Friday, May 16, 2003

Sweet Water


Cousins,
Did you ever wonder much about what happened to the custom of offerin' folks a cold drink of water?

Back when I was a youngin' it was custom when folks was a visitin' or even if they stopped by as they was a walkin' here or yonder to offer a cool drink of water. Most times that drink wasn't given till someone took time to draw up a fresh bucket of water from the depths of the well.

Wells in the mountains were usually of two types. The first and oldest was the big, open shallow well. Y'all can find these in the hollers...down between the hills where the water runs easy. It ain't peculiar to find it there. Every mountain stream runs down from the side of the hills in Kentucky and into the shallow hollers. The valleys are plumb full of streams, rills, trickles and creeks. They in turn are full of life...

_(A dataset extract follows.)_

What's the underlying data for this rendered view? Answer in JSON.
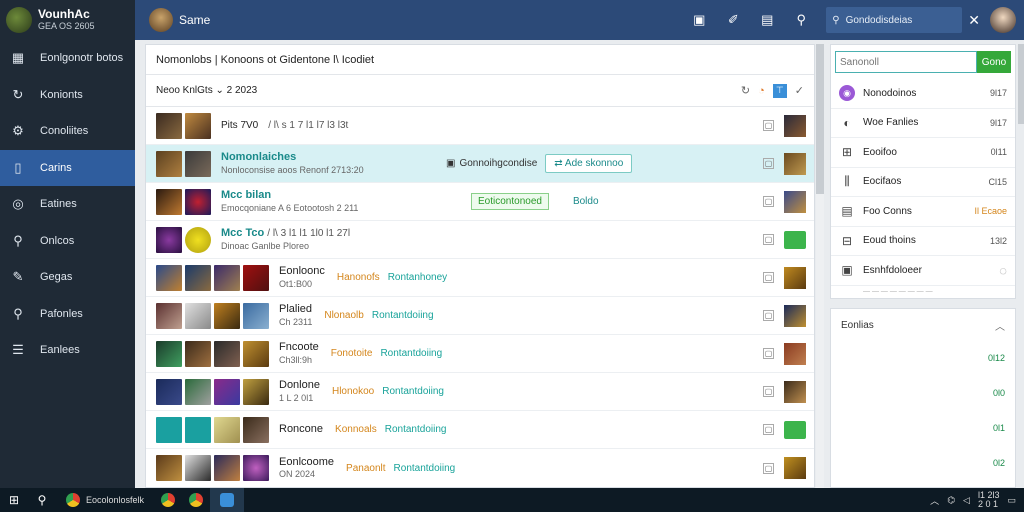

Water skippers, mudpuppies, crawdaddies, minners and chubs. sometimes a hellbender and always, always tadpoles, little ol' frogs, salamanders and in the deep spots, them places where y'all better not tell about if'n ya find 'em is some of the best eatin' bluegill a feller can find. Ya know the ones I'm cravin' about now, don'tcha? They is only about as big as your hand, but when they are cleaned and fried crisp - roll 'em in corn meal and wait till your cast iron skillet is plumb hot. Then drop 'em in real careful like. When they are done...they ain't gonna last long. Whooeee.

Well, enough of chasin' that rabbit of a thought.

The first well is a shallow well, dug by hand, usually dug years ago and not too very deep. Sometimes a feller could go maybe 10 or 20 feet and have a well full of sweet, clean mountain water. Why, some folks just had a spring house built around a seepin' spring on the side of the hill.

The other and newer well wall deep and narrow. Folks had a long pipe-like well bucket they would drop into the depths of these wells. Only way a person could know when it hit the water was to listen for the "blurp". Another higher "blurp" would tell ya to draw it on up.

When a feller would want a drink, folks would draw up a fresh bucket of water. As it made it's way down through the heart of the mountain it was purified till it was clean and pure.

Great Aunt's Mag and Bess never wasted a thing at the old Arnett home place. The old bucket of water was thrown into the ol' tractor tire - cut in half- that laid out in the yard for the chickens. Then the bucket was filled full.

It was polite to give the first sup to the company. If they was more than one...everbody took a drink before youngins did. I don't know why, but other folks drinkin' that cold, sweet water made me want a swaller ever' time. 'Course, ya never drank from the same spot as other folks. Ya turned the dipper to a clean spot.

Didn't wanna pass nothin', after all.